High Steel


High Steel is a 1966 short National Film Board of Canada documentary film directed by Don Owen about Mohawk Ironworkers from Kahnawake building New York City skycrapers.

Synopsis

Featuring breathtaking sequences of workers walking along narrow steel beams high above street level, High Steel is based largely on the experiences of one Mohawk ironworker working in Manhattan, Harold McComber. The film contrasts the daring work of McComber and his coworkers in the skies above New York with life back home in Kahnawake. It also explains how the Mohawk people living across the Saint Lawrence River from Montreal first gained their reputation for high steel work in the late 19th century, working on a railway bridge that ran through their land.

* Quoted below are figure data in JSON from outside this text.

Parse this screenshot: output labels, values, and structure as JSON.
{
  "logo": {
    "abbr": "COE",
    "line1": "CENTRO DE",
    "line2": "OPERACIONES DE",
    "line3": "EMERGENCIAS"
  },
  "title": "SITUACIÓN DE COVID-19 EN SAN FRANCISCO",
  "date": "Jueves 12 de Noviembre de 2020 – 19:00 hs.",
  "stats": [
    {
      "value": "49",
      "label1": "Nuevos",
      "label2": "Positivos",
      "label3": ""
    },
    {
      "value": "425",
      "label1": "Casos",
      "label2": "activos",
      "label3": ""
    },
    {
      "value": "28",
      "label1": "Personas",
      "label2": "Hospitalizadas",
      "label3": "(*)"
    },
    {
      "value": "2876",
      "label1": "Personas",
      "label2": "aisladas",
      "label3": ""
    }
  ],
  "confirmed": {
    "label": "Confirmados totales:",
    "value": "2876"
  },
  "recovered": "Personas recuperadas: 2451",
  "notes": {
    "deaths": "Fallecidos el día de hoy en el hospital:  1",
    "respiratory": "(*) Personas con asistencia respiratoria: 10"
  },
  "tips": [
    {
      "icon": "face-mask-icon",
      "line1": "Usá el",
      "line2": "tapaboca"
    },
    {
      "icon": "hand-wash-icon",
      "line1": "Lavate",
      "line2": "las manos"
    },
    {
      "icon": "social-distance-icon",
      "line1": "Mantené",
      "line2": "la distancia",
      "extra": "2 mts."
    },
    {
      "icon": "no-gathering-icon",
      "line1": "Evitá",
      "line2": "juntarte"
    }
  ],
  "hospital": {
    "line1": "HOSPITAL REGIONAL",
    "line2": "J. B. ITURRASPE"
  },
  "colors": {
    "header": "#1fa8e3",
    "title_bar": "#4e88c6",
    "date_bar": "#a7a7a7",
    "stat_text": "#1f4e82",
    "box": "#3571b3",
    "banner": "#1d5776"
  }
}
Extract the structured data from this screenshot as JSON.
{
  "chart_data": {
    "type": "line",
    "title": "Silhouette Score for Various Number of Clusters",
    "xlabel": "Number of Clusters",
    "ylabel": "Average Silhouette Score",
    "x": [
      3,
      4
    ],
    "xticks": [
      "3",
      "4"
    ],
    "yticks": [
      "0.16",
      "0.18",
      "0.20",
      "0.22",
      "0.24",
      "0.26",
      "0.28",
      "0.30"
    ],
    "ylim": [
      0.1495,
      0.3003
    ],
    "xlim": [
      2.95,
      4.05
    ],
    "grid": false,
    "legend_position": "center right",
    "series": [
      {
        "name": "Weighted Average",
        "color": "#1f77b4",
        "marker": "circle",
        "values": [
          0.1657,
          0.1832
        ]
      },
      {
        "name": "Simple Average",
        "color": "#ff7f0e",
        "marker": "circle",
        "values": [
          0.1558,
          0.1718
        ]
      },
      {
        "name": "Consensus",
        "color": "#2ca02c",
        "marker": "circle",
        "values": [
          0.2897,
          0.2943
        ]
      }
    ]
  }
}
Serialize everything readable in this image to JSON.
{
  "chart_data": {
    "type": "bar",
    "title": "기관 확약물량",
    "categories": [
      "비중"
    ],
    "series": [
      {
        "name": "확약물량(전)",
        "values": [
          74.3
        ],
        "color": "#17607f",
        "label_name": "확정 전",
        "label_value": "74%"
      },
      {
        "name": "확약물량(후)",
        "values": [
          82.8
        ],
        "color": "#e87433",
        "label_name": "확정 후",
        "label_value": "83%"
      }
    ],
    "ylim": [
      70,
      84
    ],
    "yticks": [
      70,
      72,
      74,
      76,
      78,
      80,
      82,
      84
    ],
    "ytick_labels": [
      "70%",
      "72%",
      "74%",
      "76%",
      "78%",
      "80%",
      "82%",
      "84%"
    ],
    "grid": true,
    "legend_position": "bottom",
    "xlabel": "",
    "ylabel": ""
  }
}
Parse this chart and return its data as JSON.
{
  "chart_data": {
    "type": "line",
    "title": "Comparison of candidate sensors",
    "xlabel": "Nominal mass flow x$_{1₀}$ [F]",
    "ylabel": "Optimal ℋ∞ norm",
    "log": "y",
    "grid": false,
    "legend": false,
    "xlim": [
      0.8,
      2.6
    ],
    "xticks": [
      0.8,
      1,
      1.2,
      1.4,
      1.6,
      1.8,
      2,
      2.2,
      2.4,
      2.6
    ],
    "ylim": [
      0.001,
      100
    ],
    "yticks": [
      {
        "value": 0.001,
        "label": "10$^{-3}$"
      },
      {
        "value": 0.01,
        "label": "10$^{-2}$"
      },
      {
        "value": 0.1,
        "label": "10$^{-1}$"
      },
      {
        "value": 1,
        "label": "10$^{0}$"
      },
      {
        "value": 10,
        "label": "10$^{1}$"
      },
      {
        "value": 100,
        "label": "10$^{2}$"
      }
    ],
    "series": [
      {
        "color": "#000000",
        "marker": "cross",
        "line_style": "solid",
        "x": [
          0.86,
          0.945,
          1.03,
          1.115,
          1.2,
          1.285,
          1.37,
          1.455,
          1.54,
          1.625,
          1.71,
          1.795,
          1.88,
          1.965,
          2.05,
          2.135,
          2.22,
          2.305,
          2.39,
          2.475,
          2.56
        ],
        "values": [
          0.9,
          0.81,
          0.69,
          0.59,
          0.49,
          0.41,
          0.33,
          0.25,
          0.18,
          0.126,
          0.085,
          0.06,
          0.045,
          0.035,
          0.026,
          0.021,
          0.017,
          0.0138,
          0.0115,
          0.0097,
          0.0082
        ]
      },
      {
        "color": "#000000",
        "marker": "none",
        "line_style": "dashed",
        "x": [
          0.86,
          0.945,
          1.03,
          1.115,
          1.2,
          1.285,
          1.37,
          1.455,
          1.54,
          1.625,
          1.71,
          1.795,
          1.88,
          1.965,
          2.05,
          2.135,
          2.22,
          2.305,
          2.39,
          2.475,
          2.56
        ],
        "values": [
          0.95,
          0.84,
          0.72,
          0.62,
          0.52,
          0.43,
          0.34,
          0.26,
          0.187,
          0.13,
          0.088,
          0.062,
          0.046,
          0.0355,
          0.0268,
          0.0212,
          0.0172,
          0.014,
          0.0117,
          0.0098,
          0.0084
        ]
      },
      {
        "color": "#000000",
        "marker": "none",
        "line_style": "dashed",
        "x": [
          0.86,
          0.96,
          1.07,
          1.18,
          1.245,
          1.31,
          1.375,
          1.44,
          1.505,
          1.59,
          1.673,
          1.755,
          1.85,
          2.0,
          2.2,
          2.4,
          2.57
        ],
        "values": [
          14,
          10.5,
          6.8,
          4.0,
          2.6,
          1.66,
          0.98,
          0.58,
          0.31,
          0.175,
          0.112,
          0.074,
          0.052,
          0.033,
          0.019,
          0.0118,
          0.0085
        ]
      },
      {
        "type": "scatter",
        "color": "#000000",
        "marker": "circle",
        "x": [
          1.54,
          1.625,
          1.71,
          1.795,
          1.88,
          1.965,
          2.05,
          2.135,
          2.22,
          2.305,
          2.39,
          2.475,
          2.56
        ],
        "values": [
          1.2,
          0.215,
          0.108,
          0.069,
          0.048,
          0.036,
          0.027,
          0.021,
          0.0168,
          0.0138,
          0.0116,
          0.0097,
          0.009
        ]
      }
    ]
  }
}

However, as the film recounts through narration and archival photos, such a reputation came at a terrible cost: while working on the Quebec Bridge further down river near Quebec City, dozens of Mohawks were among the 75 men killed during its 1907 construction collapse—with a devastating impact on the small community. While celebrating their courage and skill, the film also makes plain how Mohawks are forced to leave home in order to make a living, with McComber regretting that his sons have had to grow up without their father.

Production

The film's director of photography was John Spotton, with Don Francks as narrator, Julian Biggs as producer, and with a song by Bruce Mackay, "Mountains of Iron and Steel". The film was shot using 35 mm cameras, with film crews having to gain access to the construction site high above the ground by traversing a ladder from an adjacent building.

Reception

High Steel received the Canadian Film Award for Best Editing. It also received a Special Youth Prize
from the Berlin International Film Festival.